En définitive, force est de considérer que le

législateur vaudois a expressément voulu une approche de taxation parcelle par parcelle

et exclu de prendre en considération un ensemble de biens-fonds détenus par un

même propriétaire pour fixer la contribution de plus-value. Le projet contenait

certes une disposition en sens contraire; mais cette règle a été écartée, il est

vrai sans réelle analyse de sa portée, voire de ses avantages. Au demeurant, il

va de soi que la taxation doit porter sur une parcelle déterminée; la disposition

projetée de l’art. 65 al. 3 P-LATC précité permettait une approche dérogatoire

dans des circonstances particulières où un propriétaire détenait plusieurs

parcelles frappées par la même mesure. Une telle possibilité de dérogation paraît,

malgré sa possible utilité, avoir été écartée expressément par le Grand Conseil.

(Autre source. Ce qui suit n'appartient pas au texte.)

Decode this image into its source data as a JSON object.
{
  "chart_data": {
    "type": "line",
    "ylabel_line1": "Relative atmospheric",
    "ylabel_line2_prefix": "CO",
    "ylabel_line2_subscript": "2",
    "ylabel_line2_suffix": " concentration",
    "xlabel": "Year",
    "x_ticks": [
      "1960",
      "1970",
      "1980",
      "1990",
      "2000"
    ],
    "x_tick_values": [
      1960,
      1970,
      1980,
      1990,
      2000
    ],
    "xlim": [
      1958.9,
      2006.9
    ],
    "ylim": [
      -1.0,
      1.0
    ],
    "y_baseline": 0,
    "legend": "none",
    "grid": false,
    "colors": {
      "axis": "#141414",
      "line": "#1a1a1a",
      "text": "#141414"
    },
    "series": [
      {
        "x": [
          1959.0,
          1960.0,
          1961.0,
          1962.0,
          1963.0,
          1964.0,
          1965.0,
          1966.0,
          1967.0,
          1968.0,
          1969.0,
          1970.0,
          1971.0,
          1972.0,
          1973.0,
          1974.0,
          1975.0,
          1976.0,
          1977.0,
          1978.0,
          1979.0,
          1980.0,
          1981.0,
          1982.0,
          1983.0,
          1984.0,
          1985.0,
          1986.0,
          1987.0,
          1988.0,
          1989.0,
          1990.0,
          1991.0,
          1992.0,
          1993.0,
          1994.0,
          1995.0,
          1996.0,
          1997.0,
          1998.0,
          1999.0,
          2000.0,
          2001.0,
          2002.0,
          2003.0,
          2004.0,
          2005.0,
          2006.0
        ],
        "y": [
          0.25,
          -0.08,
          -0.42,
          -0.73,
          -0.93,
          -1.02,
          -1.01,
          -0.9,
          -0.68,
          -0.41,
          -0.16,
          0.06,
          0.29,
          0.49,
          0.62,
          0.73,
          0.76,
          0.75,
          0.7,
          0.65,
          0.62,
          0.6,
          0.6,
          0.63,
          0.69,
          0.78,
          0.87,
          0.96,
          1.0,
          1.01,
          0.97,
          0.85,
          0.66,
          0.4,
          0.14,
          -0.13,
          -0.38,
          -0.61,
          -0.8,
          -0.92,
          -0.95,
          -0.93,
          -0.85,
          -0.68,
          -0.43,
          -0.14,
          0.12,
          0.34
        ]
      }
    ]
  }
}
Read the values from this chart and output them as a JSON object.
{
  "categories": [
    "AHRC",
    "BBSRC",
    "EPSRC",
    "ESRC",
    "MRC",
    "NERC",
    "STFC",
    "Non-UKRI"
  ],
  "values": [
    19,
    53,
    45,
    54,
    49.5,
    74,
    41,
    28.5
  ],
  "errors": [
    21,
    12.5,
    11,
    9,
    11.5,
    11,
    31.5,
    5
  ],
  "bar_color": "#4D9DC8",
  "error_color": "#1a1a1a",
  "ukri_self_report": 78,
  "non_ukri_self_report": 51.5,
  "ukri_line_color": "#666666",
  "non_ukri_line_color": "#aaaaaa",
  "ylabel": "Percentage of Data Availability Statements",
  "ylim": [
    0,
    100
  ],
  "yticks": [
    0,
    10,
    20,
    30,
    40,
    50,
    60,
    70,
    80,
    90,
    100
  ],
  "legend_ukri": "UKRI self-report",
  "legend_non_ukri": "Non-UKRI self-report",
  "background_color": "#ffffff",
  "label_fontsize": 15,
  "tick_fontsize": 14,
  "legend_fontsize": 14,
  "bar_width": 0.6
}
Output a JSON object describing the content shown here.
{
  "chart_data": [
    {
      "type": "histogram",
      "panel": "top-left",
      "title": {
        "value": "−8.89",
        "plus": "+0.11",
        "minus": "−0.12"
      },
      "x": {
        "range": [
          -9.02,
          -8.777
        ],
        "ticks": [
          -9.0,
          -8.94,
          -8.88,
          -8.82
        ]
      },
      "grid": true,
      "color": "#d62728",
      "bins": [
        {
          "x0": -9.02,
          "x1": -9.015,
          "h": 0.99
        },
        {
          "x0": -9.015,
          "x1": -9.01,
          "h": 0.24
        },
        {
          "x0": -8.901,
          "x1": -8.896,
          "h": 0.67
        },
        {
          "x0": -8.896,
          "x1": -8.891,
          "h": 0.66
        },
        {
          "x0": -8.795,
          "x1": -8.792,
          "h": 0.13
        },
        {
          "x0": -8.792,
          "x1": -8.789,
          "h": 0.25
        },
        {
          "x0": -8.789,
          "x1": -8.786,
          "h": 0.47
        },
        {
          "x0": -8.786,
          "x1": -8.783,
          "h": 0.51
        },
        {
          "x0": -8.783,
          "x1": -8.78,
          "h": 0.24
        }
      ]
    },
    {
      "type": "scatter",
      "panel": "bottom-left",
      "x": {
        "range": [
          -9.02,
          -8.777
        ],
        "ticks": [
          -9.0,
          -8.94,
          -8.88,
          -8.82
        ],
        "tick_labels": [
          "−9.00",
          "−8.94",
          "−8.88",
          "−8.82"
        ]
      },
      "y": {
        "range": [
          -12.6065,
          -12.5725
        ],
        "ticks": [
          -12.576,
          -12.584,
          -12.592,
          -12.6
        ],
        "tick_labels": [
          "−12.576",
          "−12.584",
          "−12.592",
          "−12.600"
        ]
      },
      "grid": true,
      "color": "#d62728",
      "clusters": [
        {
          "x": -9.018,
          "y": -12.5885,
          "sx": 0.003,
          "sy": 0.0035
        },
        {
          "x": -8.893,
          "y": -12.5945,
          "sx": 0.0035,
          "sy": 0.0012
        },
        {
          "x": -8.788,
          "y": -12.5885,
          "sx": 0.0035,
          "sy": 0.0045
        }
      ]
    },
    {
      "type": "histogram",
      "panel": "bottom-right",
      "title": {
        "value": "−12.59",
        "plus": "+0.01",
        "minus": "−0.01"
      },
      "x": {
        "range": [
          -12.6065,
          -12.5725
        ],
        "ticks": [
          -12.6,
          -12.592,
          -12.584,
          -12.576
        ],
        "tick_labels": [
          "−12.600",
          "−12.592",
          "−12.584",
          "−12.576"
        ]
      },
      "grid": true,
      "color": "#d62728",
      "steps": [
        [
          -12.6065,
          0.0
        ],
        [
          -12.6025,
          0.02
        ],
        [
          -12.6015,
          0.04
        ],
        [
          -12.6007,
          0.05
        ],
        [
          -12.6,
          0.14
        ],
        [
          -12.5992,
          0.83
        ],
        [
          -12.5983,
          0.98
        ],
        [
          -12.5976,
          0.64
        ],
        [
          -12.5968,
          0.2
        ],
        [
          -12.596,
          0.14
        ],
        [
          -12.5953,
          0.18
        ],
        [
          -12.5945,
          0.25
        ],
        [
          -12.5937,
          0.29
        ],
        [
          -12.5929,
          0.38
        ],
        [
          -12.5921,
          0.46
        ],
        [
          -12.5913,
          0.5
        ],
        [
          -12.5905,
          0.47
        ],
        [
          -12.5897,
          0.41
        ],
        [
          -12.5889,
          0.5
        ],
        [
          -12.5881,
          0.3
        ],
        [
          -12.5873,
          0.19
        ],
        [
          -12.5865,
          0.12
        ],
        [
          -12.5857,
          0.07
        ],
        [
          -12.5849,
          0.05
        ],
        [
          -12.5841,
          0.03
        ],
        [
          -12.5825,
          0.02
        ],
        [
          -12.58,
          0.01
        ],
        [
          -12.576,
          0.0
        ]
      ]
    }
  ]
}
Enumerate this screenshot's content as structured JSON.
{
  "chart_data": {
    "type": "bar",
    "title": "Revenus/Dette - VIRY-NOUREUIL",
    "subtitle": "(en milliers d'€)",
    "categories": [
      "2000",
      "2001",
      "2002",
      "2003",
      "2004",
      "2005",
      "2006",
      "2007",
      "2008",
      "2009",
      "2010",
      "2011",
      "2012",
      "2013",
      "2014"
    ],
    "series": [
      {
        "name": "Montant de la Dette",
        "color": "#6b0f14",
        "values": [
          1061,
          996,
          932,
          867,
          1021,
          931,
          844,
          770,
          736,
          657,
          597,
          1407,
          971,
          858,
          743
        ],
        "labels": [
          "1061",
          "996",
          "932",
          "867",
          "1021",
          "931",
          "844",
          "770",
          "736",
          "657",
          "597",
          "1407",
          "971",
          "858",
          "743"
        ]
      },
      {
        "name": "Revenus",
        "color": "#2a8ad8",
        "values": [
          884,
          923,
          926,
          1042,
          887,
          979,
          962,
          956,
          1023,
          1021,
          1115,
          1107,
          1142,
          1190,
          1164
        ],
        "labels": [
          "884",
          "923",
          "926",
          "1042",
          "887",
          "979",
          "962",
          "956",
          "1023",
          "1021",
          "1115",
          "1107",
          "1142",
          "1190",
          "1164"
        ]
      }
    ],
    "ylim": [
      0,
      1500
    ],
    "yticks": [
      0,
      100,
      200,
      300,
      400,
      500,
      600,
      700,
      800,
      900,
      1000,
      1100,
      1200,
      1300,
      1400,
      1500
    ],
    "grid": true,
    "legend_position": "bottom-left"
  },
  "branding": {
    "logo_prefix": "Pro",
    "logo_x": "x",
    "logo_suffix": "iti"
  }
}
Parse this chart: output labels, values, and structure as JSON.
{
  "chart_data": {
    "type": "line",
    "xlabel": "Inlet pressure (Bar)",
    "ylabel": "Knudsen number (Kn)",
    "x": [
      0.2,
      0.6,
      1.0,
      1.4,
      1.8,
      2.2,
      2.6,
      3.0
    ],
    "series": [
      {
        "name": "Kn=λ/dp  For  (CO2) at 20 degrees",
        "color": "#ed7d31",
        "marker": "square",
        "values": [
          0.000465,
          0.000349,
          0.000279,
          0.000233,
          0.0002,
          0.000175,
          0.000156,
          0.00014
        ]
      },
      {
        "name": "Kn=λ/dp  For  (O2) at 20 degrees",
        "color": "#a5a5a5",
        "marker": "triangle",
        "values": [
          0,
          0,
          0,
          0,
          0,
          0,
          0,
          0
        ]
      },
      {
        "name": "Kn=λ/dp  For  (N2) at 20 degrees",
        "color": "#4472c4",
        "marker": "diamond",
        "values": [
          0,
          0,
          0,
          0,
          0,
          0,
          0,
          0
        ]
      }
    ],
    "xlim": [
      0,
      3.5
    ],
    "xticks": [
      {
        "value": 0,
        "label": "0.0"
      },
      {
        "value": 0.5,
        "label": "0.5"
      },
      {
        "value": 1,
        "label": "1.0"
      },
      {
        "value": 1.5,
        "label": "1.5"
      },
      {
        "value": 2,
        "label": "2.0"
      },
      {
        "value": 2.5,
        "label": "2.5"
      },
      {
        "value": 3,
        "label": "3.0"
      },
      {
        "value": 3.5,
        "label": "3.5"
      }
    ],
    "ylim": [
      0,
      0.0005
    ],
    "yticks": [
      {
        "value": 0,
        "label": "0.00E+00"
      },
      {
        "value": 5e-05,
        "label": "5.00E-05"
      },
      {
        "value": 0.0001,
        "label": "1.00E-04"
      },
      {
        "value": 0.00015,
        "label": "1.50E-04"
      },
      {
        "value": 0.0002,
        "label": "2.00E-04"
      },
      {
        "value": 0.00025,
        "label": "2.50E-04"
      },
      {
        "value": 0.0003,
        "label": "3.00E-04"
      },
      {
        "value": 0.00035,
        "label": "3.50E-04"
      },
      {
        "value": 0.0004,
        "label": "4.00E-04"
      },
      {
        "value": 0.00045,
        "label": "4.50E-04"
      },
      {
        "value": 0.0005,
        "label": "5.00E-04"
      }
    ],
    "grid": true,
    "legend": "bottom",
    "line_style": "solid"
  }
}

Il reste que la solution finalement retenue résulte en quelque sorte d’un silence

qualifié plutôt que d’une disposition expresse.

4.

La recourante, au travers de l’avis de droit du professeur Jacques Dubey

notamment, fait valoir que la décision attaquée viole le principe de la primauté

du droit fédéral.

a) L'art. 49 al. 1 Cst. prévoit que le droit fédéral

prime le droit cantonal qui lui est contraire. Ce principe

constitutionnel de la primauté du droit fédéral fait obstacle à l'adoption ou à

l'application de règles cantonales qui éludent des prescriptions de droit

fédéral ou qui en contredisent le sens ou l'esprit, notamment par leur but ou

par les moyens qu'elles mettent en oeuvre, ou qui empiètent sur des matières

que le législateur fédéral a réglementées de façon exhaustive (ATF 146 II 309

consid. 4.1 et les références; TF 1C_281/2021 du 21 juin 2022 consid. 4).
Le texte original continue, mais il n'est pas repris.